Thursday, February 28, 2008

To Die By a Rose Thorn.

"poems are not...simply emotions..they are experiences. For the sake of a single poem, you must see many cities, many people and things...and know the gestures which small flowers make when they open in the morning..."
-Rilke
In Rilke's statement and his poetry alike, I find a tangible example of formalism present. Not only this, but I found solace as a reader in "not simply emotions". The idea Eliot and the Formalists preach causes me a degree of anxiety. Critiquing a poem changes shape with each explanation of the affective and intentional fallacies. What should I look at in a poem? Art for art's sake? How does one go about that? How does this affect me as a reader? How should I be a good reader under the formalist banner?
Rilke's explanation of poetry resembles Eliot who said that a poet must be a garbage disposal...collecting bits and pieces of the world around us and storing it in our creativity for later. To Rilke this collecting occurred watching the products of nature and humankind (cities). Here is where R.M. Rilke has captured the essence of critiquing formalist poetry- it is not the emotion or that the poem is emotional. Poetry is things and how things work and how they live and thrive. Things could be expanded upon to incorporate linguistic and structural purity.

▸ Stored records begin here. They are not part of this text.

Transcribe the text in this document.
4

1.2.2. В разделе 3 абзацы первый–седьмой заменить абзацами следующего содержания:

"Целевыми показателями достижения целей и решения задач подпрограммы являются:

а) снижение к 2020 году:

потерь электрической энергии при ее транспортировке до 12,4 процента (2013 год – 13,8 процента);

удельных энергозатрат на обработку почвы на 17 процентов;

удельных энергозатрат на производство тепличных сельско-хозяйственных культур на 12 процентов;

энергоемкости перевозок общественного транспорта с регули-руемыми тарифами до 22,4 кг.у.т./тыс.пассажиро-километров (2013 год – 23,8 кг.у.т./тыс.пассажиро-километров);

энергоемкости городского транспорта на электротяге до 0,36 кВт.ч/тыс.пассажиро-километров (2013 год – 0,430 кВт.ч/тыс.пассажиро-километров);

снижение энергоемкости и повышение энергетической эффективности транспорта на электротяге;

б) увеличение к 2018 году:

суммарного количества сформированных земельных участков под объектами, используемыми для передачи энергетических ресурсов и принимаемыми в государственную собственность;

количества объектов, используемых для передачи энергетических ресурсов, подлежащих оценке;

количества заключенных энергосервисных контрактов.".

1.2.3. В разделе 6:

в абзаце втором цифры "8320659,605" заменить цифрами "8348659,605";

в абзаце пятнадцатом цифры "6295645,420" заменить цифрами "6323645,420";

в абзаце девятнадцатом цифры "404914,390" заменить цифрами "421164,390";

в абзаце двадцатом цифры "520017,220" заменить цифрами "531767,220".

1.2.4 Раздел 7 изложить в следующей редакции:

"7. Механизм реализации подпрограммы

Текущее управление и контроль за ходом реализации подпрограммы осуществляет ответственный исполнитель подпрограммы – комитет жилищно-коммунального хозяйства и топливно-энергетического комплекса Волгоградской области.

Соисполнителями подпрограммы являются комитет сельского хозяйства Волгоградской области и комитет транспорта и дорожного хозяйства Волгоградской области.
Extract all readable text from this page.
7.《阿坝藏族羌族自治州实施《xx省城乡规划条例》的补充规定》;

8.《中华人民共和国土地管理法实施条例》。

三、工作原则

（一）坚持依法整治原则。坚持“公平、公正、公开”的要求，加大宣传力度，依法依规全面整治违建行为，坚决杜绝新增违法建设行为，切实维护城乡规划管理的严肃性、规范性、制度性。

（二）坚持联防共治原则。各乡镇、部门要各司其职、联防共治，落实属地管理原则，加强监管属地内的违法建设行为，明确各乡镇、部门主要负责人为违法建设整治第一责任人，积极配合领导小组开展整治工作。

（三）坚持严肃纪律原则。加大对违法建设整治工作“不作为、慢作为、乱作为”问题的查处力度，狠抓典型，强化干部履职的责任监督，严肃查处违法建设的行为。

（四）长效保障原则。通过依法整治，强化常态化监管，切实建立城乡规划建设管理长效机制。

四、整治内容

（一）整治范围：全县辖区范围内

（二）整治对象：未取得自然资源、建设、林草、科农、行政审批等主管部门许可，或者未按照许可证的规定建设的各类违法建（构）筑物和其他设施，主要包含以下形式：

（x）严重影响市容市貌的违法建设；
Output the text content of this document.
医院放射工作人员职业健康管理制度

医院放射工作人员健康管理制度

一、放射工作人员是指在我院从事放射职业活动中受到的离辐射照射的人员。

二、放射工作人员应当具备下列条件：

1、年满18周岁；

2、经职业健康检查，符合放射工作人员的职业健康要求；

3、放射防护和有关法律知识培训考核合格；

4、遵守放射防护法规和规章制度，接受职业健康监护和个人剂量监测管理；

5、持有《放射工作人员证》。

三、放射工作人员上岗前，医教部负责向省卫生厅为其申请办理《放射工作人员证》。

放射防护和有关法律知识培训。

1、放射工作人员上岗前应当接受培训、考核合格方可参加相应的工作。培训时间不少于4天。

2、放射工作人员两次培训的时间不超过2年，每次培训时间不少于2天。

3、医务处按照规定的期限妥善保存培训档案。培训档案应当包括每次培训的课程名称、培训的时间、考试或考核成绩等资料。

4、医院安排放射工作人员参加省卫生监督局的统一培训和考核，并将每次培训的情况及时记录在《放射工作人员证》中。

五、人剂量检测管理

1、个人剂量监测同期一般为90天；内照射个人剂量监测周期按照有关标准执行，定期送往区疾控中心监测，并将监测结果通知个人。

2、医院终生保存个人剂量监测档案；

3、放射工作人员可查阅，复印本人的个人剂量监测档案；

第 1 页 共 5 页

As a writer, Rilke incorporates a bit of Romantic Theory into the formalism applied to readership. Rilke, from the above quote, acknowledges that he is in fact a slave to the "single poem". Emerson and the Romantics understood the poet to be "in tune" with the world around him or her in such a way that the poet served as interpreter and deciphered nature's signs to others. I understood the idea of describing the blooming flower as a means of perceiving the world at an elevated state from those that are not poets. Yet, Rilke was by NO means a Romantic as a friend of Rodin and modern thinker. In fact, he relates closely with the Formalists in style and attention to art over reader emotion.